Late last year, Tecogen formed a joint venture company, Ultra Emissions Technologies Ltd., with a group of European strategic investors to advance the technology. AVL North America, the leader in the global vehicle testing and verification space, is in the process of performing testing and validation of the Ultera technology for automotive applications. This non-invasive technology could be the cost-effective answer for auto manufacturers that have come under scrutiny for not meeting current emissions standards – let alone even stricter standards that are slated to take effect beginning in 2017.
The emission of pollutants into the environment has always been an issue, but thanks to California regulators, the EPA and high-profile cases such as Volkswagen’s, it has become a recognized problem among a broader audience.

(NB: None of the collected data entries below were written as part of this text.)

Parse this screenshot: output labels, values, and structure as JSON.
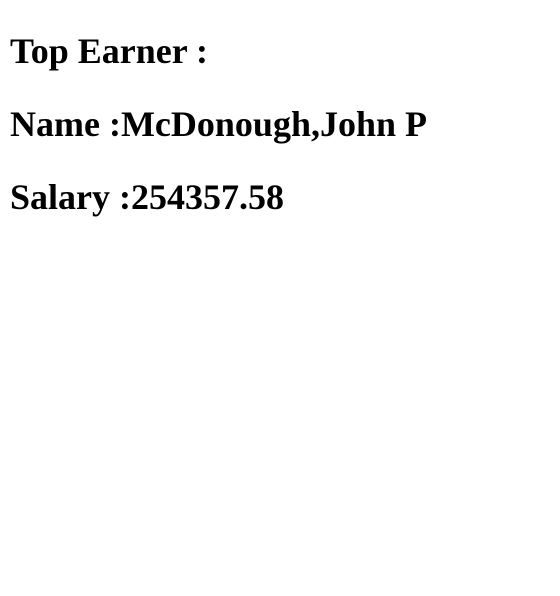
{
  "report": {
    "heading": "Top Earner :",
    "name_label": "Name :",
    "name_value": "McDonough,John P",
    "salary_label": "Salary :",
    "salary_value": "254357.58"
  }
}
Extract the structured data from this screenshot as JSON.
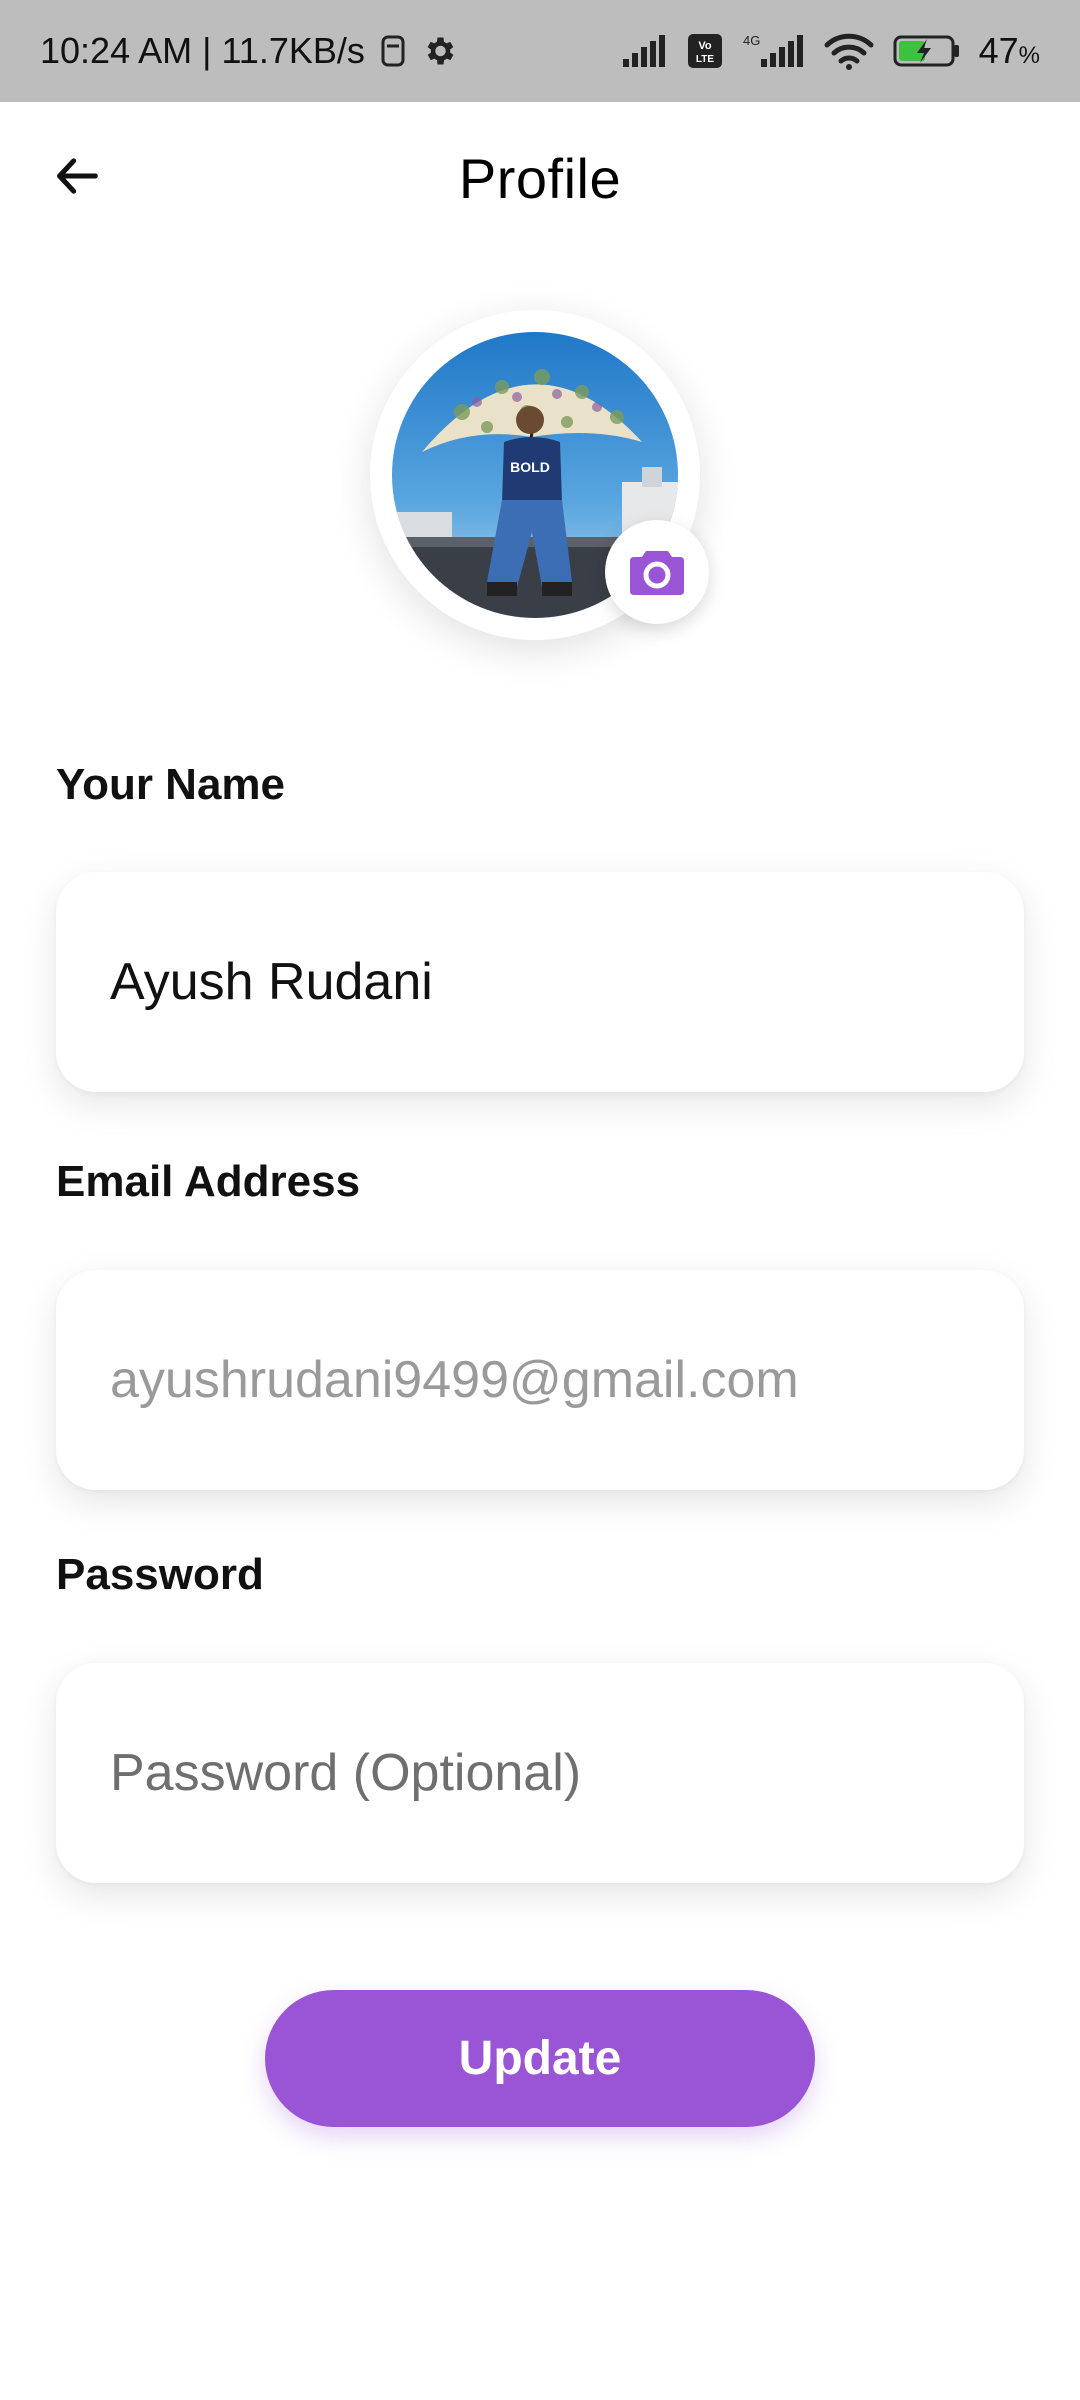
{
  "status_bar": {
    "time_speed": "10:24 AM | 11.7KB/s",
    "battery_percent": "47",
    "battery_unit": "%",
    "network_label": "4G",
    "volte_label": "Vo LTE",
    "icons": [
      "screenshot-icon",
      "gear-icon",
      "signal-icon",
      "volte-icon",
      "signal-4g-icon",
      "wifi-icon",
      "battery-charging-icon"
    ]
  },
  "header": {
    "title": "Profile",
    "back_icon": "arrow-left-icon"
  },
  "profile": {
    "camera_icon": "camera-icon",
    "accent_color": "#9A55D6"
  },
  "form": {
    "name": {
      "label": "Your Name",
      "value": "Ayush Rudani"
    },
    "email": {
      "label": "Email Address",
      "value": "ayushrudani9499@gmail.com"
    },
    "password": {
      "label": "Password",
      "placeholder": "Password (Optional)"
    }
  },
  "actions": {
    "update_label": "Update"
  }
}
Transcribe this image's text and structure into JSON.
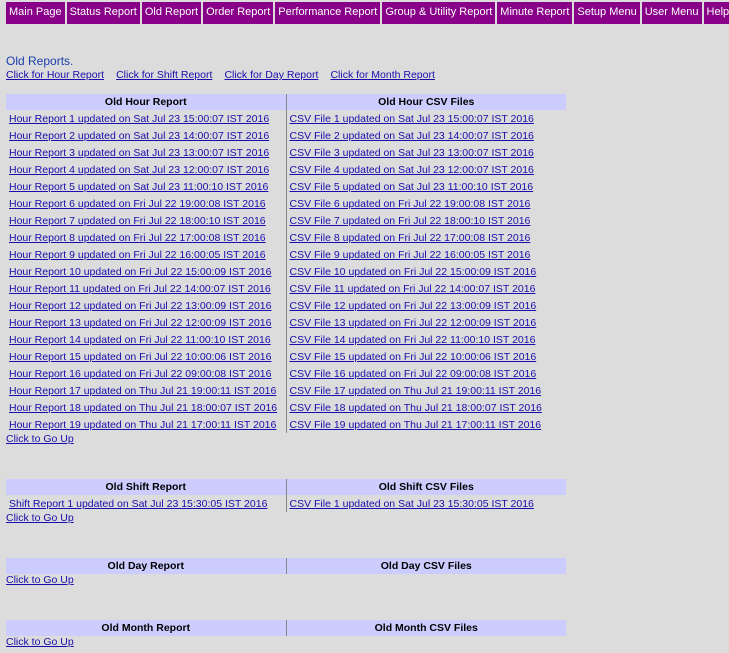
{
  "nav": [
    "Main Page",
    "Status Report",
    "Old Report",
    "Order Report",
    "Performance Report",
    "Group & Utility Report",
    "Minute Report",
    "Setup Menu",
    "User Menu",
    "Help"
  ],
  "heading": "Old Reports.",
  "quick_links": [
    "Click for Hour Report",
    "Click for Shift Report",
    "Click for Day Report",
    "Click for Month Report"
  ],
  "go_up": "Click to Go Up",
  "hour": {
    "head_report": "Old Hour Report",
    "head_csv": "Old Hour CSV Files",
    "rows": [
      [
        "Hour Report 1 updated on Sat Jul 23 15:00:07 IST 2016",
        "CSV File 1 updated on Sat Jul 23 15:00:07 IST 2016"
      ],
      [
        "Hour Report 2 updated on Sat Jul 23 14:00:07 IST 2016",
        "CSV File 2 updated on Sat Jul 23 14:00:07 IST 2016"
      ],
      [
        "Hour Report 3 updated on Sat Jul 23 13:00:07 IST 2016",
        "CSV File 3 updated on Sat Jul 23 13:00:07 IST 2016"
      ],
      [
        "Hour Report 4 updated on Sat Jul 23 12:00:07 IST 2016",
        "CSV File 4 updated on Sat Jul 23 12:00:07 IST 2016"
      ],
      [
        "Hour Report 5 updated on Sat Jul 23 11:00:10 IST 2016",
        "CSV File 5 updated on Sat Jul 23 11:00:10 IST 2016"
      ],
      [
        "Hour Report 6 updated on Fri Jul 22 19:00:08 IST 2016",
        "CSV File 6 updated on Fri Jul 22 19:00:08 IST 2016"
      ],
      [
        "Hour Report 7 updated on Fri Jul 22 18:00:10 IST 2016",
        "CSV File 7 updated on Fri Jul 22 18:00:10 IST 2016"
      ],
      [
        "Hour Report 8 updated on Fri Jul 22 17:00:08 IST 2016",
        "CSV File 8 updated on Fri Jul 22 17:00:08 IST 2016"
      ],
      [
        "Hour Report 9 updated on Fri Jul 22 16:00:05 IST 2016",
        "CSV File 9 updated on Fri Jul 22 16:00:05 IST 2016"
      ],
      [
        "Hour Report 10 updated on Fri Jul 22 15:00:09 IST 2016",
        "CSV File 10 updated on Fri Jul 22 15:00:09 IST 2016"
      ],
      [
        "Hour Report 11 updated on Fri Jul 22 14:00:07 IST 2016",
        "CSV File 11 updated on Fri Jul 22 14:00:07 IST 2016"
      ],
      [
        "Hour Report 12 updated on Fri Jul 22 13:00:09 IST 2016",
        "CSV File 12 updated on Fri Jul 22 13:00:09 IST 2016"
      ],
      [
        "Hour Report 13 updated on Fri Jul 22 12:00:09 IST 2016",
        "CSV File 13 updated on Fri Jul 22 12:00:09 IST 2016"
      ],
      [
        "Hour Report 14 updated on Fri Jul 22 11:00:10 IST 2016",
        "CSV File 14 updated on Fri Jul 22 11:00:10 IST 2016"
      ],
      [
        "Hour Report 15 updated on Fri Jul 22 10:00:06 IST 2016",
        "CSV File 15 updated on Fri Jul 22 10:00:06 IST 2016"
      ],
      [
        "Hour Report 16 updated on Fri Jul 22 09:00:08 IST 2016",
        "CSV File 16 updated on Fri Jul 22 09:00:08 IST 2016"
      ],
      [
        "Hour Report 17 updated on Thu Jul 21 19:00:11 IST 2016",
        "CSV File 17 updated on Thu Jul 21 19:00:11 IST 2016"
      ],
      [
        "Hour Report 18 updated on Thu Jul 21 18:00:07 IST 2016",
        "CSV File 18 updated on Thu Jul 21 18:00:07 IST 2016"
      ],
      [
        "Hour Report 19 updated on Thu Jul 21 17:00:11 IST 2016",
        "CSV File 19 updated on Thu Jul 21 17:00:11 IST 2016"
      ]
    ]
  },
  "shift": {
    "head_report": "Old Shift Report",
    "head_csv": "Old Shift CSV Files",
    "rows": [
      [
        "Shift Report 1 updated on Sat Jul 23 15:30:05 IST 2016",
        "CSV File 1 updated on Sat Jul 23 15:30:05 IST 2016"
      ]
    ]
  },
  "day": {
    "head_report": "Old Day Report",
    "head_csv": "Old Day CSV Files",
    "rows": []
  },
  "month": {
    "head_report": "Old Month Report",
    "head_csv": "Old Month CSV Files",
    "rows": []
  }
}
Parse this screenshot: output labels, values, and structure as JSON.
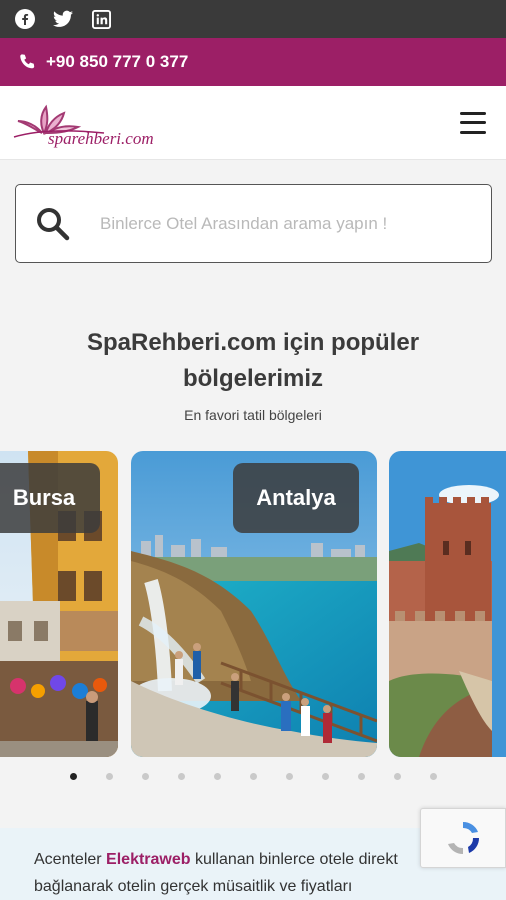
{
  "social": [
    {
      "icon": "facebook-icon"
    },
    {
      "icon": "twitter-icon"
    },
    {
      "icon": "linkedin-icon"
    }
  ],
  "contact": {
    "phone": "+90 850 777 0 377",
    "icon": "phone-icon"
  },
  "brand": {
    "logo_text": "sparehberi.com",
    "color": "#9c1f66"
  },
  "search": {
    "placeholder": "Binlerce Otel Arasından arama yapın !"
  },
  "regions": {
    "title_line1": "SpaRehberi.com için popüler",
    "title_line2": "bölgelerimiz",
    "subtitle": "En favori tatil bölgeleri",
    "cards": [
      {
        "label": "Bursa"
      },
      {
        "label": "Antalya"
      },
      {
        "label": ""
      }
    ],
    "dot_count": 11,
    "active_dot": 0
  },
  "info": {
    "prefix": "Acenteler ",
    "brand": "Elektraweb",
    "suffix": " kullanan binlerce otele direkt bağlanarak otelin gerçek müsaitlik ve fiyatları"
  },
  "colors": {
    "accent": "#9c1f66",
    "topbar": "#3a3a3a"
  }
}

As more and more cars are added to the world and air quality-related illnesses (like asthma) continue to increase in emerging markets like India and China, the problem of emissions control will only take on more urgency. Adhering to strict regulations is changing the manufacturing industry, which now has to re-allocate funds to R&D to explore the problem. Thanks to forward-thinking organizations committed to clean-energy solutions, I’m confident that we’ll find a solution for automakers that will enable them to return to business as usual – manufacturing the cars of the future.
Bob Panora has served as president and COO of Tecogen, Inc since 2000. He had been General Manager of Tecogen's Product Group since 1990 and Manger of Product Development, Engineering Manager, and Operations Manager of the Company since 1984. Over his 27-year tenure with the company, he has been responsible for sales and marketing, engineering, service, and manufacturing.